Repleta de coraje y con sentimiento de reflujo avanzó hasta la puerta del negocio,
pagó a la guarura con dinero que ella usaba para sus pequeños lujos. Se sentó en
una de las esquinas poco iluminadas tratando de ubicar a su marido entre el
público, pero fue inútil. Pretenciosa y orgullosa de las buenas costumbres como
sólo ella, miró aterrada el carnaval de aberraciones y perversiones sexuales que
se desarrollaban ante sus ojos. La música de “Juanga”, le lastimaba los oídos y los
colores chillones le torturaban las retinas.

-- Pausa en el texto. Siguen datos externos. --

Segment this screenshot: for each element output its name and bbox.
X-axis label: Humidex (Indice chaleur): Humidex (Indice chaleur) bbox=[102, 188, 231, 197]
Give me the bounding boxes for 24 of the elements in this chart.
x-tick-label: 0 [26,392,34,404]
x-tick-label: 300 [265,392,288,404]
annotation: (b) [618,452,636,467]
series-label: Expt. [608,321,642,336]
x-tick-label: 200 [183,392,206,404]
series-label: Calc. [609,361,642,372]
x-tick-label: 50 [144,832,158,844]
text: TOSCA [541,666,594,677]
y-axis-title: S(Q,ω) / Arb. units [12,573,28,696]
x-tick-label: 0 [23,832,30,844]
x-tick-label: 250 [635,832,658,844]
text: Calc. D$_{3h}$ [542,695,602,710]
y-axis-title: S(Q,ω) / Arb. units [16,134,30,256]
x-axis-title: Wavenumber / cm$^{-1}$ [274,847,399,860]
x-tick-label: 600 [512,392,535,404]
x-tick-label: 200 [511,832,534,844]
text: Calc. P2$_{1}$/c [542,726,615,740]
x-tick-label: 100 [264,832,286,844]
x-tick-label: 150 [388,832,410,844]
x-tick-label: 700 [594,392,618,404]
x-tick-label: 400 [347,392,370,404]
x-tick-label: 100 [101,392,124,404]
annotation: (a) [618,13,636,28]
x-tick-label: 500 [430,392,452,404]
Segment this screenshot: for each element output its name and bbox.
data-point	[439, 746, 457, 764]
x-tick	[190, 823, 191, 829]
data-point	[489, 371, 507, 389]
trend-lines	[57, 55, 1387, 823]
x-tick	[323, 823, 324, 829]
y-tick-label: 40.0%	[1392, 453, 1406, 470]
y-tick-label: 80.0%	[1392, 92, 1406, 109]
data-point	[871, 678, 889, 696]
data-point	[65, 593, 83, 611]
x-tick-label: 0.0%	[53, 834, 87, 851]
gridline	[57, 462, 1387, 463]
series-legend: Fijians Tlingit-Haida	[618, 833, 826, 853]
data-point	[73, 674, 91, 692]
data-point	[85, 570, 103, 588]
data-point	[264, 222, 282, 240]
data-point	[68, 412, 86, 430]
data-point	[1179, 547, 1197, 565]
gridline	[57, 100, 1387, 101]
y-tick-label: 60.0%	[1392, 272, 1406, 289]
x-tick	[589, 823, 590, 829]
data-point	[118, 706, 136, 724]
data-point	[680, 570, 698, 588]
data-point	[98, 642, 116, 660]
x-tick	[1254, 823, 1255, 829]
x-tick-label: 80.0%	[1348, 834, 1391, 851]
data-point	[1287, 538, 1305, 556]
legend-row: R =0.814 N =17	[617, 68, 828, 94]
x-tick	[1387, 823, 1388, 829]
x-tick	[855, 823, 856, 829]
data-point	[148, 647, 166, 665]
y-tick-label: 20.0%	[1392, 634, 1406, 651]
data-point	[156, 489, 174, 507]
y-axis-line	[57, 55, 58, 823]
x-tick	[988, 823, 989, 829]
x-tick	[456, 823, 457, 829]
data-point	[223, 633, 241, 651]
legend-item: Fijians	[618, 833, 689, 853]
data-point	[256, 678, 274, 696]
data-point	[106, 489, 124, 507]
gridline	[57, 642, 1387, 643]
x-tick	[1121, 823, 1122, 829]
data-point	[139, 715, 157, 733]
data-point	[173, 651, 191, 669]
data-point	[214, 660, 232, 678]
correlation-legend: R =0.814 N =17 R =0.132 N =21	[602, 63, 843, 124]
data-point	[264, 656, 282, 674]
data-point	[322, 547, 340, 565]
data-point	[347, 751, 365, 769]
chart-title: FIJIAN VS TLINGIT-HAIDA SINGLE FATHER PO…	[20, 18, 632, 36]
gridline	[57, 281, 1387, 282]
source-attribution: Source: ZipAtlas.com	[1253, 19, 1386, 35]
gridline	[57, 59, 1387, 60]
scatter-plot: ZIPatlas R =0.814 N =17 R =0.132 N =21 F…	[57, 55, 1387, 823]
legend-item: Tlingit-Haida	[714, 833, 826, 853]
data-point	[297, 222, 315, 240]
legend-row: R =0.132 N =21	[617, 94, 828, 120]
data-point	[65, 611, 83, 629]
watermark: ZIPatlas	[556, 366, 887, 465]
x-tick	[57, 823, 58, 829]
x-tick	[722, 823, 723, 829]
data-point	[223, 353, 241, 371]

Se cerró la cortina tras el último baile. Comenzó la introducción de una canción de
Rocío Durcal, las cortinas comenzaron a abrirse con una nube de humo por
delante. “Ya te olvidé”, se escuchó en el fondo, una cantante entallada en un
vestido de noche negro avanzaba entre el humo, mientras decía a su público:
“Vuelvo a ser libre otra vez”
Chiflidos, aplausos y gritos eufóricos celebraron la aparición de la cantante,
apoderándose del escenario, cantando a todo pulmón “Ya te olvidé”. Un grito
femenino entre la audiencia intento romper el aura de la artista: “¡¡¡IGNACIO!!!”,
pero Ignacio no paró de cantar. Los gritos histéricos de su esposa poco a poco se
perdían entre los aplausos y adulaciones de su público.